Yapılan analizler sonucunda kesin bir sonuca varılamadı. Ancak ekip, en olası iki seçeneği belirledi. İlk yoruma göre Capotauro, Büyük Patlama'dan yaklaşık 100 milyon yıl sonra oluşmuş ve bu da bilinen en eski galaksilerin yaşını yaklaşık 200 milyon yıl geriye çekiyor. Tahmini olarak bir milyar Güneş kütlesinden daha büyük olduğu düşünülüyor.
Diğer olasılık ise Capotauro'nun sıra dışı bir kahverengi cüce olması. Eğer bu doğruysa, bu nesne yaklaşık yedi ışık yılı uzaklığı ve 300 Kelvin (27 Santigrat derece) sıcaklığı ile gökadamızdaki en soğuk ve en uzak kahverengi cüce olabilir. Eğer Capotauro saf bir kahverengi cüceyse, bilim insanları artık gökadamızın oluşumunu araştırma fırsatı bulacak.
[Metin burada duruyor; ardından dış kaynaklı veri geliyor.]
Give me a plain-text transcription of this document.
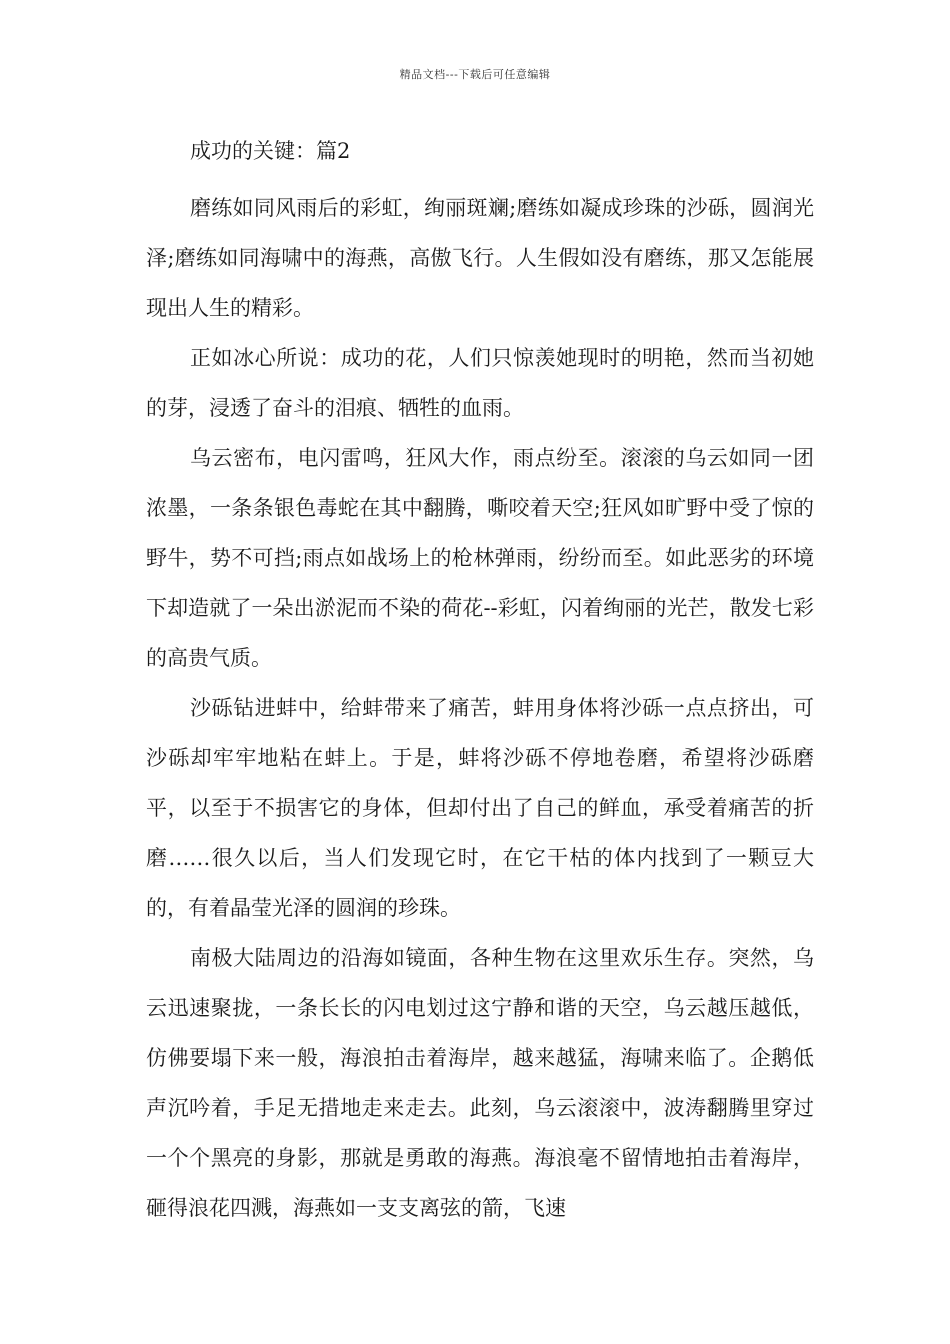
精品文档---下载后可任意编辑

成功的关键：篇2

磨练如同风雨后的彩虹，绚丽斑斓;磨练如凝成珍珠的沙砾，圆润光泽;磨练如同海啸中的海燕，高傲飞行。人生假如没有磨练，那又怎能展现出人生的精彩。

正如冰心所说：成功的花，人们只惊羡她现时的明艳，然而当初她的芽，浸透了奋斗的泪痕、牺牲的血雨。

乌云密布，电闪雷鸣，狂风大作，雨点纷至。滚滚的乌云如同一团浓墨，一条条银色毒蛇在其中翻腾，嘶咬着天空;狂风如旷野中受了惊的野牛，势不可挡;雨点如战场上的枪林弹雨，纷纷而至。如此恶劣的环境下却造就了一朵出淤泥而不染的荷花--彩虹，闪着绚丽的光芒，散发七彩的高贵气质。

沙砾钻进蚌中，给蚌带来了痛苦，蚌用身体将沙砾一点点挤出，可沙砾却牢牢地粘在蚌上。于是，蚌将沙砾不停地卷磨，希望将沙砾磨平，以至于不损害它的身体，但却付出了自己的鲜血，承受着痛苦的折磨……很久以后，当人们发现它时，在它干枯的体内找到了一颗豆大的，有着晶莹光泽的圆润的珍珠。

南极大陆周边的沿海如镜面，各种生物在这里欢乐生存。突然，乌云迅速聚拢，一条长长的闪电划过这宁静和谐的天空，乌云越压越低，仿佛要塌下来一般，海浪拍击着海岸，越来越猛，海啸来临了。企鹅低声沉吟着，手足无措地走来走去。此刻，乌云滚滚中，波涛翻腾里穿过一个个黑亮的身影，那就是勇敢的海燕。海浪毫不留情地拍击着海岸，砸得浪花四溅，海燕如一支支离弦的箭，飞速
Gandolfi, her iki olasılığın da gökadamız ve galaksilerin oluşumu ile evrimi hakkındaki mevcut bilgilerimizi zorlayacağı için son derece heyecan verici olduğunu ekliyor.
Birleşik Arap Emirlikleri Üniversitesi'nden gökbilimci Muhammad Latif, bu araştırmaya dahil olmayan bir isim olarak, Capotauro'nun JWST'nin bugüne kadarki en kafa karıştırıcı keşiflerinden biri olduğunu belirtiyor. Latif'e göre nesne, nasıl yorumlanırsa yorumlansın, bilgi sınırlarımızı zorluyor.
Capotauro'nun tam özelliklerini belirlemek için yayılan ışık hakkında daha hassas verilere ihtiyaç duyulduğunu ifade eden Latif, ekibin JWST'den bu gizemli nesne hakkında daha fazla veri toplamak için bir talep gönderdiğini ve benzer görünümlü nesneleri aramak için evrenin diğer bölgelerini taradığını sözlerine ekliyor.